Читаем Заволжье: Документальное повествование полностью

Словно громом поразили того ее слова. И снова посыпались письма в Петербург. Он-то уж знал, как разбередить ее душу. Почему могли вырваться у нее такие слова? Отчего она не чувствует, что он вместе с ней страдает. Как горько ему, что она не так поняла его советы. Теплым словом, своим участием он хотел только облегчить ее страдания. И разве у него нет надежды на ее возвращение? Тогда ему нечем жить. Так он старался разжалобить ее, вызвать чувства, которые она подавляла в это время.

На службе у Бострома тоже много неприятностей, и это, естественно, сдерживает его активность: служба сама по себе подтачивает его силы. Предводитель дворянства Акимов — невыносим. Не погордиться, не пофанфаронить ему только хочется, — это все Бостром мог бы перенести, нет, он сознательно хочет унизить земство. Здесь Бостром, как председатель управы, не может уступить ни пяди. Значит — война.

Бостром признается, что готов побороться, готов бросить перчатку Акимову, авось как-нибудь жизнь сложится. И вместе с тем щемит сердце, что не сложится она. А вдруг, если он потеряет службу, потеряет и Сашу? Мысли эти не оставляли его, раздирали его душу. В этом случае он всегда прибегал к одному целебному средству: садился верхом на отчаянного рысака. Намучит он его — вот и лучше. Ничего не чувствует, кроме усталости. «Милая моя чудная моя Саша, Сашочек. Радость и горе, жизнь и прозябание — все в тебе, в твоих руках. Пиши же, твой Алеша на коленях просит тебя и целует тебя всю, всю».

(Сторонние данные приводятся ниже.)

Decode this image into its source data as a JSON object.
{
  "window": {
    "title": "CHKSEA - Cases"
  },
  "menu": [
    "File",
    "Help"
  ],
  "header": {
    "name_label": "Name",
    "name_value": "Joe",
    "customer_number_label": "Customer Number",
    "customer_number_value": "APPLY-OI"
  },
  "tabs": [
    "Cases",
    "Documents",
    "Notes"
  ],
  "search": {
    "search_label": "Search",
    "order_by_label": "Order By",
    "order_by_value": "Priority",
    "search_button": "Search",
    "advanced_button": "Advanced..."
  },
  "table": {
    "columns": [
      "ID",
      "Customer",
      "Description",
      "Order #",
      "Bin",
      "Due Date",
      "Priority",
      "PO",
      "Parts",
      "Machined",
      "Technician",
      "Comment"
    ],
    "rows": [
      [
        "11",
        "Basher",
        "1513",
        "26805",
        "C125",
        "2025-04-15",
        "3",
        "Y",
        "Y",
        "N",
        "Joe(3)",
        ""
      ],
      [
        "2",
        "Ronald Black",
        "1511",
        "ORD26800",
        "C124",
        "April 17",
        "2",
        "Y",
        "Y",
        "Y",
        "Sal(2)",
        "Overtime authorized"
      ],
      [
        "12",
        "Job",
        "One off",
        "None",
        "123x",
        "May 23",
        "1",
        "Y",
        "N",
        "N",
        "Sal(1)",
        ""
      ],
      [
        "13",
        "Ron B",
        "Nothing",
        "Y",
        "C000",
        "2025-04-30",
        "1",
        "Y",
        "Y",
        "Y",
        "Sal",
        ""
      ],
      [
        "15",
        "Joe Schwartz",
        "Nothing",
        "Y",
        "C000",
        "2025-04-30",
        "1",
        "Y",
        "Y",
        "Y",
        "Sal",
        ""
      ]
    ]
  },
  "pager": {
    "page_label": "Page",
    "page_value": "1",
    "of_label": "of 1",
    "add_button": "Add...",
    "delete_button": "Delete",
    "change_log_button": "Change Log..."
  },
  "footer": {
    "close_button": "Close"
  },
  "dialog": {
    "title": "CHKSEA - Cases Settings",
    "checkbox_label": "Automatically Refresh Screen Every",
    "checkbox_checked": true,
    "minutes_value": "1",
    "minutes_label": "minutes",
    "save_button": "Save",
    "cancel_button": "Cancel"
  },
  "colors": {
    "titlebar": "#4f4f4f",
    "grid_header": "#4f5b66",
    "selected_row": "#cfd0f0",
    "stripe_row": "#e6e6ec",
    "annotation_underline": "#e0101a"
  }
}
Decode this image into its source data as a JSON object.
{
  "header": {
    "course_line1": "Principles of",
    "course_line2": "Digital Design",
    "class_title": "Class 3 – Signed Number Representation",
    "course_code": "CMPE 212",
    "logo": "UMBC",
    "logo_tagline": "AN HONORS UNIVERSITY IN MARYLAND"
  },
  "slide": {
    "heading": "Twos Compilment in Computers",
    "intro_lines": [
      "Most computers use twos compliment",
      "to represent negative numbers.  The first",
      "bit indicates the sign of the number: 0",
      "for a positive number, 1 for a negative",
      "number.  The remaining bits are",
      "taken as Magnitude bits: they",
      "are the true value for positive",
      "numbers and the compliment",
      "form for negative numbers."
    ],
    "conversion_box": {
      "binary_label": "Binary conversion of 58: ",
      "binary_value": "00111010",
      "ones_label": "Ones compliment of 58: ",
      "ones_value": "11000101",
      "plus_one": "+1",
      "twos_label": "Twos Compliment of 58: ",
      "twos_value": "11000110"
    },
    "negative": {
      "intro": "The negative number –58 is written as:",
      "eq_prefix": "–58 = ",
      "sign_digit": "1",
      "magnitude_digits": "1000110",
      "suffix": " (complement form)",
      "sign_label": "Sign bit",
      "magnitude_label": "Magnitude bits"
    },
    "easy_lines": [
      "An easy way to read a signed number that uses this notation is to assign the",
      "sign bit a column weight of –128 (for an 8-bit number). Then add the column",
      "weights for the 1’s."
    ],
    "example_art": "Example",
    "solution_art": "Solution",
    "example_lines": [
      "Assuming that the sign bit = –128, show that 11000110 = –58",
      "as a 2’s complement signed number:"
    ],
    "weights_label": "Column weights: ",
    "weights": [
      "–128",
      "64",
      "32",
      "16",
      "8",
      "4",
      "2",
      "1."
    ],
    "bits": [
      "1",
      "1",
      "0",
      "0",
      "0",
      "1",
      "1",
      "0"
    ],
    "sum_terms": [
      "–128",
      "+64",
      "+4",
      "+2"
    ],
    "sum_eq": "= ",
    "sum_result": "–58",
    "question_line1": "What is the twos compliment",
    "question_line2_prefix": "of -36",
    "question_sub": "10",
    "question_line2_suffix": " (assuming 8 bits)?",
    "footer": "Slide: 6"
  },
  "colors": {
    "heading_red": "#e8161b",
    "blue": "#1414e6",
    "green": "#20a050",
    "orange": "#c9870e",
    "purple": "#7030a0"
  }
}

Дни у него проходят однообразно, все время в управе или дома за земскими делами. Полный разрыв с Акимовым. И никакой поддержки. Слабая надежда на Самару, на губернатора. 14 января 1882 года он поехал в Самару для решительного объяснения с губернатором: он не позволит помыкать земством. А уж если он не годится, пусть принимают законные меры. 17 января 1882 года Бостром снова не выдержал договоренности и снова бьет Александру Леонтьевну по больному месту. Признается, что так тяжело ему, что силушки не хватает терпеть. Он испытывал удовлетворение тогда, когда она жаловалась ему на жизнь, страдала. Но как только он узнал, что Александра Леонтьевна серьезно отнеслась к своему возвращению в семью, что граф Толстой ни в чем ее не упрекает, выражает ей полное доверие, выполнив все свои обещания, сразу затосковал, поняв, что почва уходит из-под его ног. Но он хорошо знал свою Сашу, ее чувствительный, жалостливый характер. И писал, писал ей о своей тоске. Конечно, он понимал, что не должен высказывать ей всю свою точку зрения, чтобы этим не влиять на ее чувства и решения. Но почему он должен молчать? Пусть и она вместе с ним разделит его тоску и горе. Да, люди, узнав о том, что он «нашептывает» ей в каждом письме, побранят его за то, что он отнимал у нее силы, которые так были нужны ей, чтобы исполнить свой долг перед детьми. А как она? Уж она-то не станет бранить его, ведь он ничего не скрывал от нее. Да и к чему? Пусть будущее формируется из всех данных и все будет ясно. Пусть тот голос возьмет верх, что сильнее.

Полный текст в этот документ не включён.